Back in the 1980s, Savajibhai was offered a role at a local salt cooperative to handle the receipt book for salt truck transactions. In the subsequent years, he was promoted as book keeper. This gave him opportunity to travel through salt marshes,establishing a network with fellow salt workers and getting to know the local topography.

In 1997, the salt cooperative discontinued its operations, leaving him no other choice than to come back to being a salt-panner himself.It was not for long though. During that span, Central Salt and Marine Chemicals Research Institute employed him to monitor an experiment regarding effects of magnesium and calcium present in the product. In his new role, Savajibhai learned that to produce good quality salt, it is essential to maintain proportion of magnesium and calcium ions. Considering Savajibhai’s experience, traditional wisdom, and indigenous knowledge on salt production, SEWA created a role for him to work with the local community just a few years later. Today,Savajibhai helps install and maintain solar panels used by communities where SEWA works. 

This year, SEWA hopes to install over 650 new solar pumps with Savajibhai’s support. Such an ambitious project has not come without challenges. 
This season, the local company that installs the solar panels associated with the pumps was backlogged with work, so Savajibhai pitched in, providing his support to have the panels installed more quickly, and proposing that the company create a manual in the local language so that salt farmers can actually learn to install the panels themselves. 

Additionally, farmers have been experiencing a frequent breakage of the oil seal in the new pumps provided by the pump supplier, FALCON, due to corrosion from the salt brine. The company is working to improve pump design so that this seal last for a longer period of time. Savajibhai showed us that, at the bottom of the pump,sand adversely affects the oil seals and foot valves, leading to the pumps to stop working properly over time. 
Drawing attention to challenge, Savajibhai shared that in an older system, the system would give signals to the user when sand particles entered the pump so that the user could address the problem. However, in the new design of the technology, workers are not getting such signals. To address this, Savajibhai suggests that there is a need to establish a proper repair and maintenance system in the local markets so farmers need not to rely solely upon company. 

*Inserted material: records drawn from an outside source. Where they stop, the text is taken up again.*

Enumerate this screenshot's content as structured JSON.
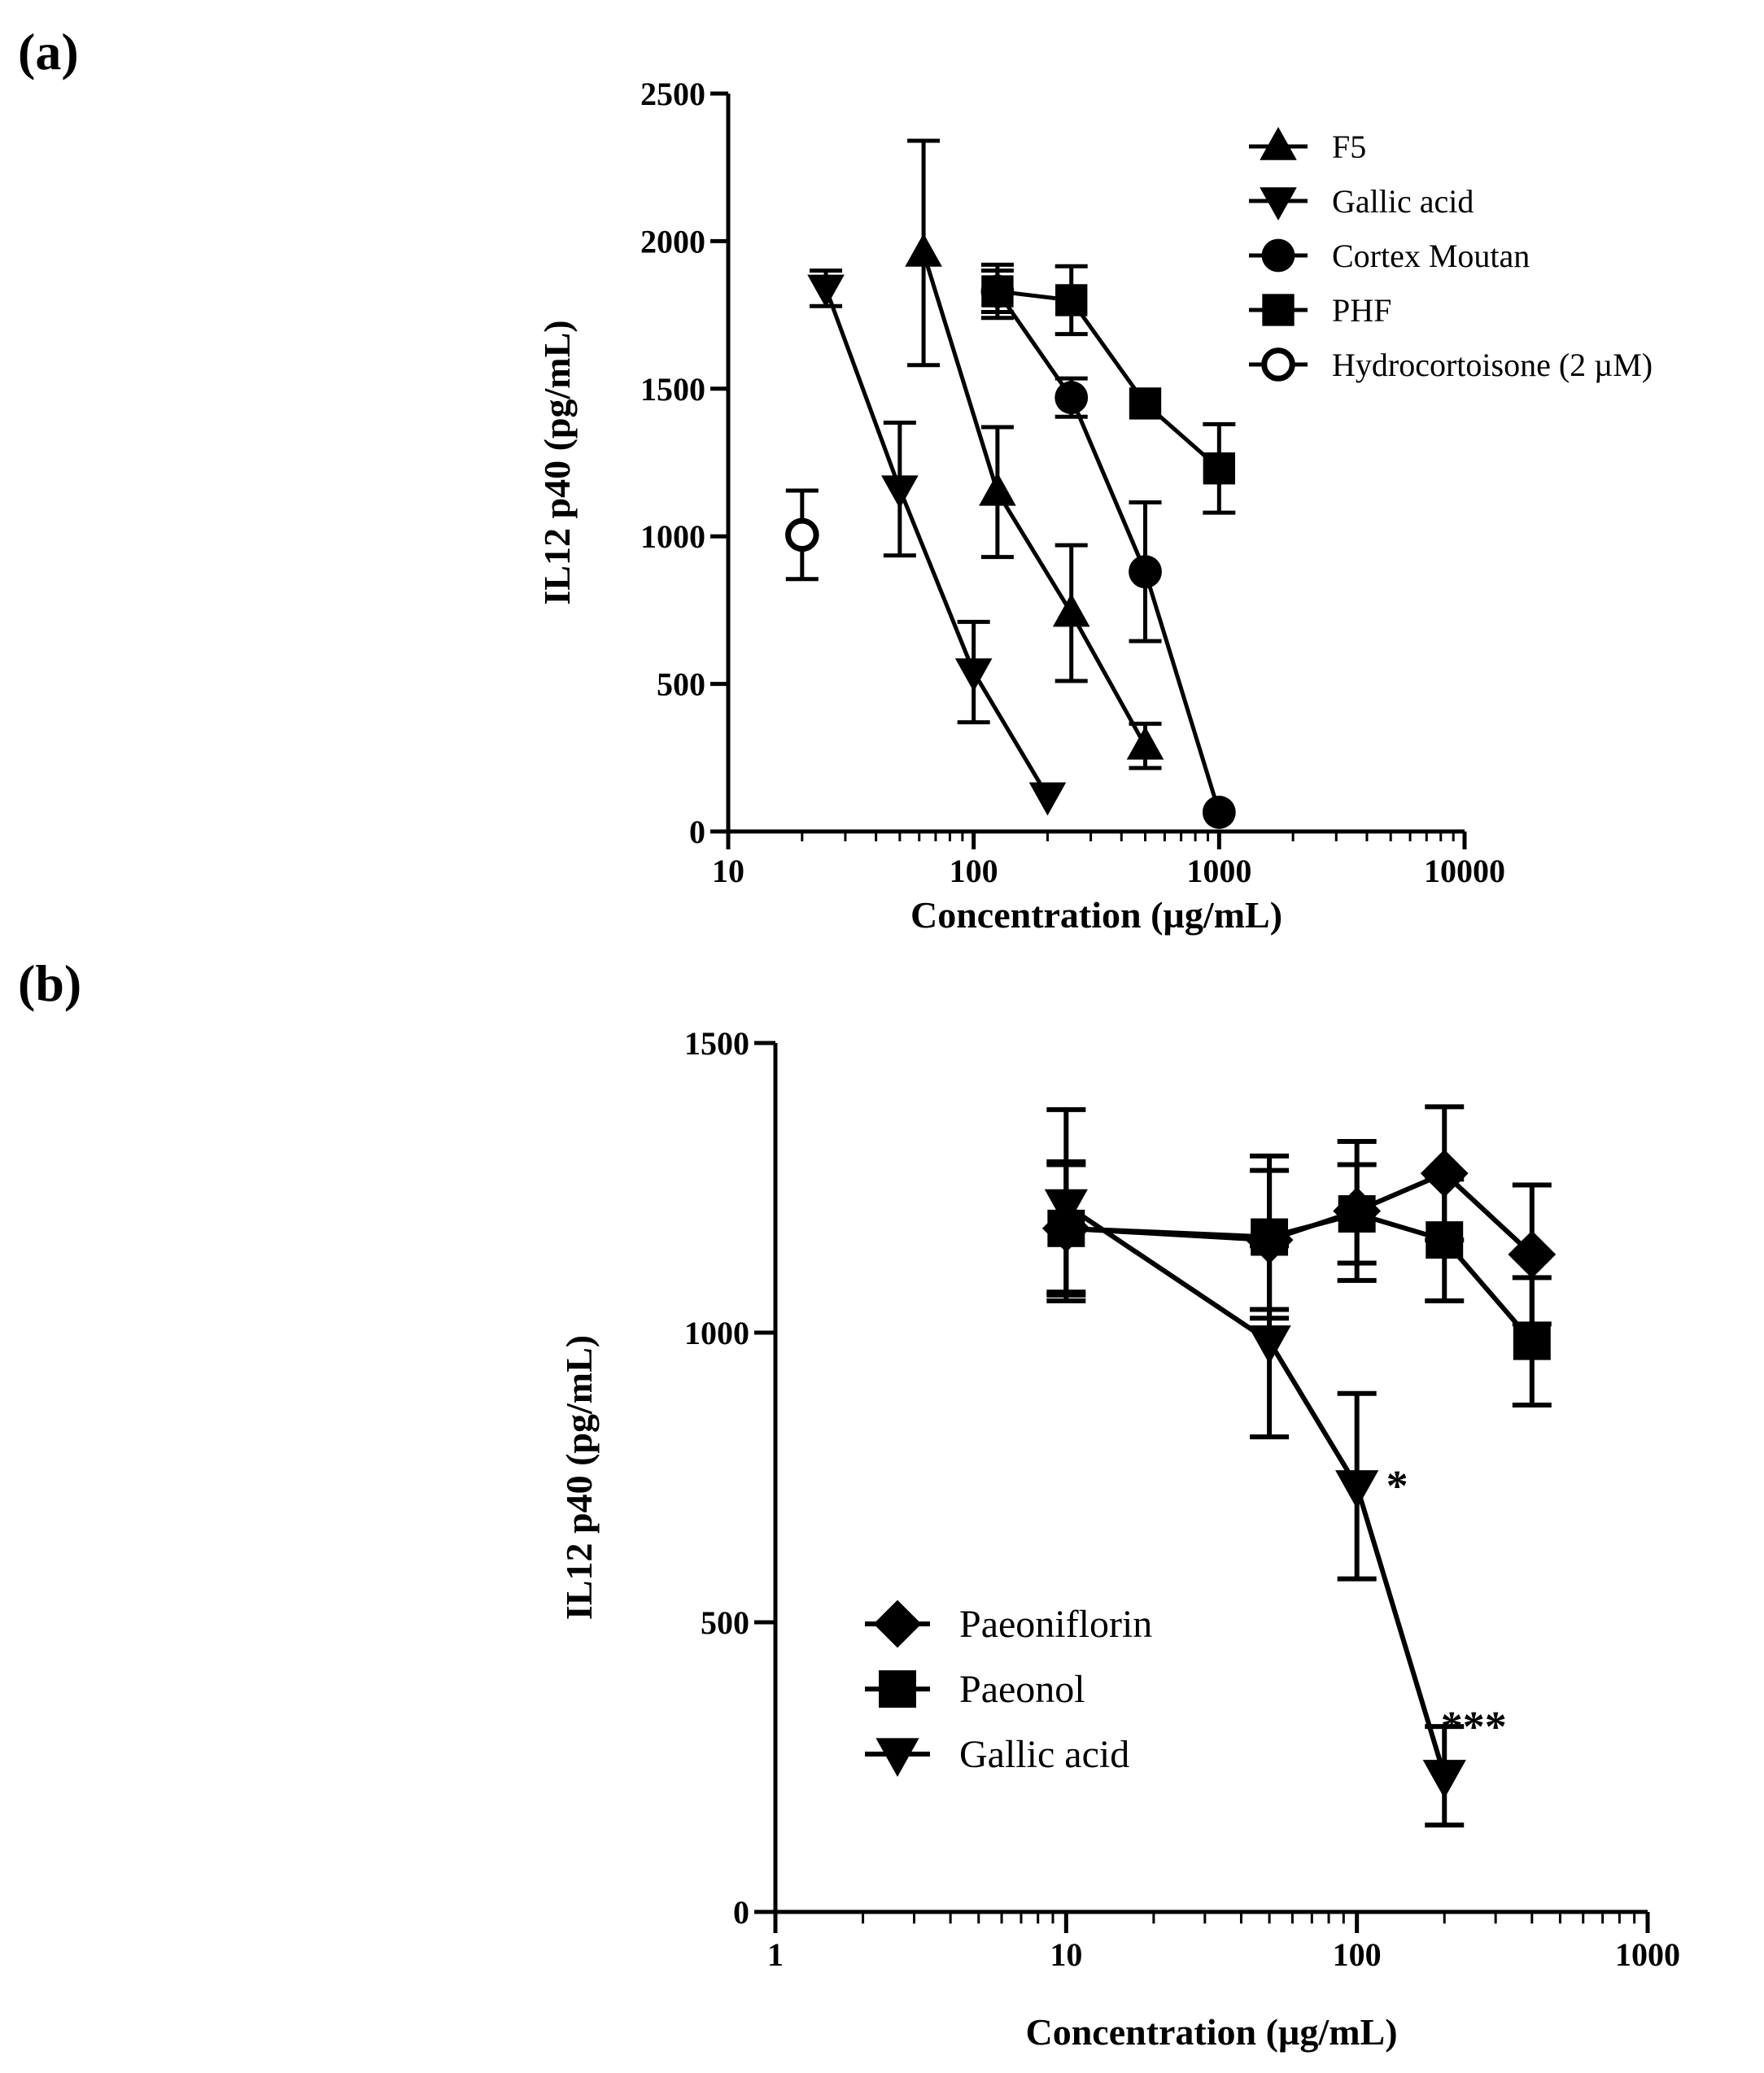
{
  "figure": {
    "panels": [
      "(a)",
      "(b)"
    ]
  },
  "chart_data": [
    {
      "type": "line",
      "panel": "(a)",
      "xscale": "log",
      "xlabel": "Concentration (µg/mL)",
      "ylabel": "IL12 p40 (pg/mL)",
      "xlim": [
        10,
        10000
      ],
      "ylim": [
        0,
        2500
      ],
      "xticks": [
        10,
        100,
        1000,
        10000
      ],
      "xtick_labels": [
        "10",
        "100",
        "1000",
        "10000"
      ],
      "yticks": [
        0,
        500,
        1000,
        1500,
        2000,
        2500
      ],
      "ytick_labels": [
        "0",
        "500",
        "1000",
        "1500",
        "2000",
        "2500"
      ],
      "legend_position": "top-right",
      "series": [
        {
          "name": "F5",
          "marker": "triangle-up",
          "connected": true,
          "points": [
            {
              "x": 62.5,
              "y": 1960,
              "err": 380
            },
            {
              "x": 125,
              "y": 1150,
              "err": 220
            },
            {
              "x": 250,
              "y": 740,
              "err": 230
            },
            {
              "x": 500,
              "y": 290,
              "err": 75
            }
          ]
        },
        {
          "name": "Gallic acid",
          "marker": "triangle-down",
          "connected": true,
          "points": [
            {
              "x": 25,
              "y": 1840,
              "err": 60
            },
            {
              "x": 50,
              "y": 1160,
              "err": 225
            },
            {
              "x": 100,
              "y": 540,
              "err": 170
            },
            {
              "x": 200,
              "y": 120,
              "err": 0
            }
          ]
        },
        {
          "name": "Cortex Moutan",
          "marker": "circle",
          "connected": true,
          "points": [
            {
              "x": 125,
              "y": 1830,
              "err": 70
            },
            {
              "x": 250,
              "y": 1470,
              "err": 65
            },
            {
              "x": 500,
              "y": 880,
              "err": 235
            },
            {
              "x": 1000,
              "y": 65,
              "err": 0
            }
          ]
        },
        {
          "name": "PHF",
          "marker": "square",
          "connected": true,
          "points": [
            {
              "x": 125,
              "y": 1830,
              "err": 90
            },
            {
              "x": 250,
              "y": 1800,
              "err": 115
            },
            {
              "x": 500,
              "y": 1450,
              "err": 0
            },
            {
              "x": 1000,
              "y": 1230,
              "err": 150
            }
          ]
        },
        {
          "name": "Hydrocortoisone (2 µM)",
          "marker": "circle-open",
          "connected": false,
          "points": [
            {
              "x": 20,
              "y": 1005,
              "err": 150
            }
          ]
        }
      ]
    },
    {
      "type": "line",
      "panel": "(b)",
      "xscale": "log",
      "xlabel": "Concentration (µg/mL)",
      "ylabel": "IL12 p40 (pg/mL)",
      "xlim": [
        1,
        1000
      ],
      "ylim": [
        0,
        1500
      ],
      "xticks": [
        1,
        10,
        100,
        1000
      ],
      "xtick_labels": [
        "1",
        "10",
        "100",
        "1000"
      ],
      "yticks": [
        0,
        500,
        1000,
        1500
      ],
      "ytick_labels": [
        "0",
        "500",
        "1000",
        "1500"
      ],
      "legend_position": "bottom-left",
      "series": [
        {
          "name": "Paeoniflorin",
          "marker": "diamond",
          "connected": true,
          "points": [
            {
              "x": 10,
              "y": 1180,
              "err": 110
            },
            {
              "x": 50,
              "y": 1160,
              "err": 120
            },
            {
              "x": 100,
              "y": 1210,
              "err": 120
            },
            {
              "x": 200,
              "y": 1275,
              "err": 115
            },
            {
              "x": 400,
              "y": 1135,
              "err": 120
            }
          ]
        },
        {
          "name": "Paeonol",
          "marker": "square",
          "connected": true,
          "points": [
            {
              "x": 10,
              "y": 1180,
              "err": 115
            },
            {
              "x": 50,
              "y": 1165,
              "err": 140
            },
            {
              "x": 100,
              "y": 1205,
              "err": 85
            },
            {
              "x": 200,
              "y": 1160,
              "err": 105
            },
            {
              "x": 400,
              "y": 985,
              "err": 110
            }
          ]
        },
        {
          "name": "Gallic acid",
          "marker": "triangle-down",
          "connected": true,
          "points": [
            {
              "x": 10,
              "y": 1220,
              "err": 165
            },
            {
              "x": 50,
              "y": 985,
              "err": 165
            },
            {
              "x": 100,
              "y": 735,
              "err": 160
            },
            {
              "x": 200,
              "y": 235,
              "err": 85
            }
          ]
        }
      ],
      "annotations": [
        {
          "text": "*",
          "x": 100,
          "y": 735
        },
        {
          "text": "***",
          "x": 200,
          "y": 235
        }
      ]
    }
  ]
}
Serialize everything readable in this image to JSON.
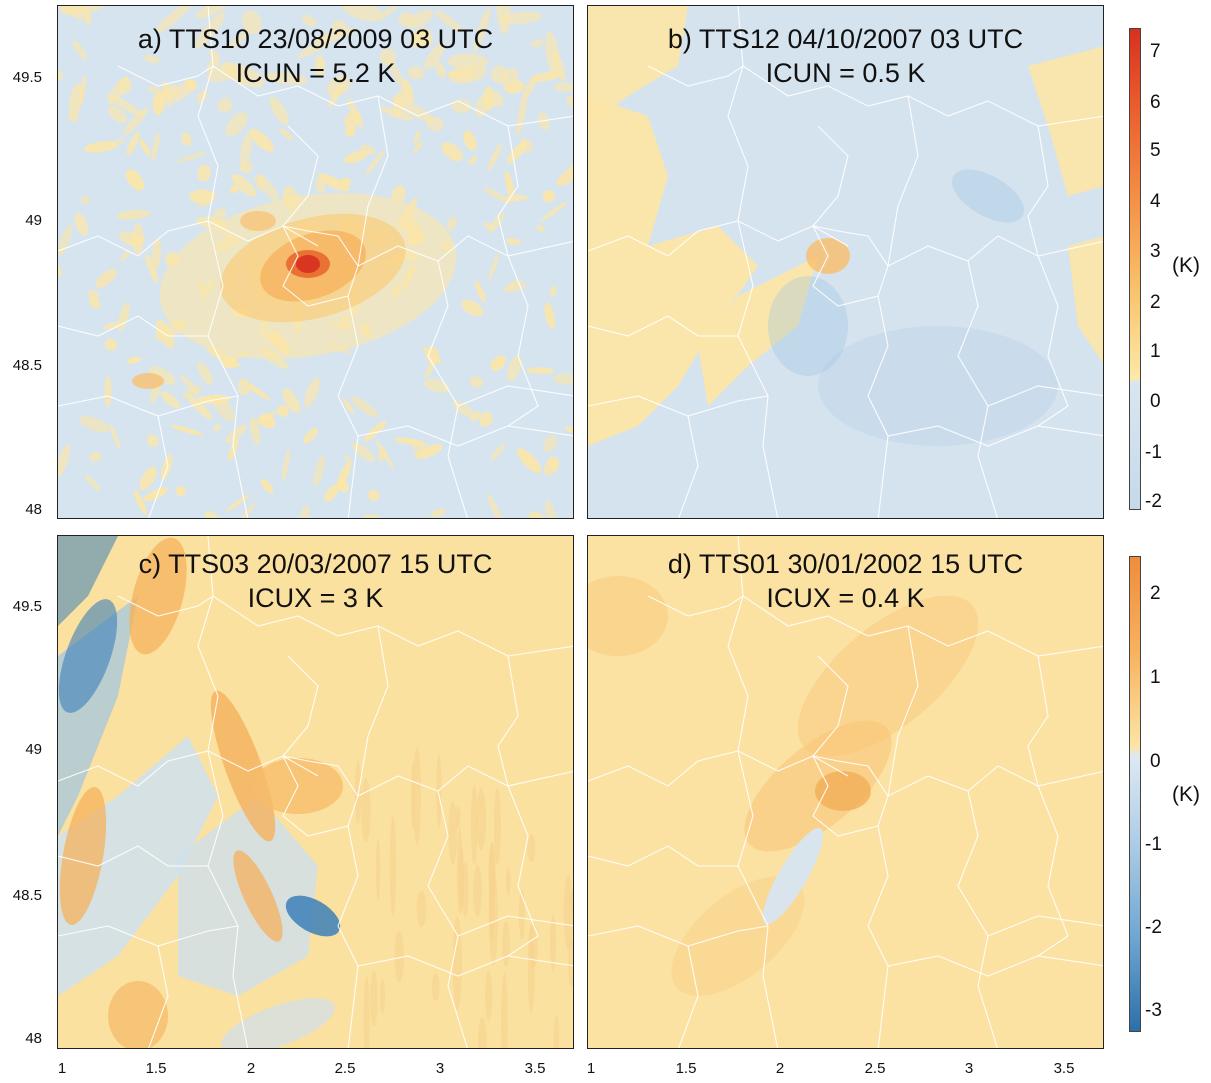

SEWA is blessed to have a dedicated worker like Savajibhai on its team.He is a comprehensive knowledge source of the salt production process and its business. People trust his words and believe in his approach. He keeps dreaming to improve salt pan workers’ lives, and welcomes the business of companies who can create easy-to-use and approachable solar pump solutions for the salt farmers of Little Rann of Kutch.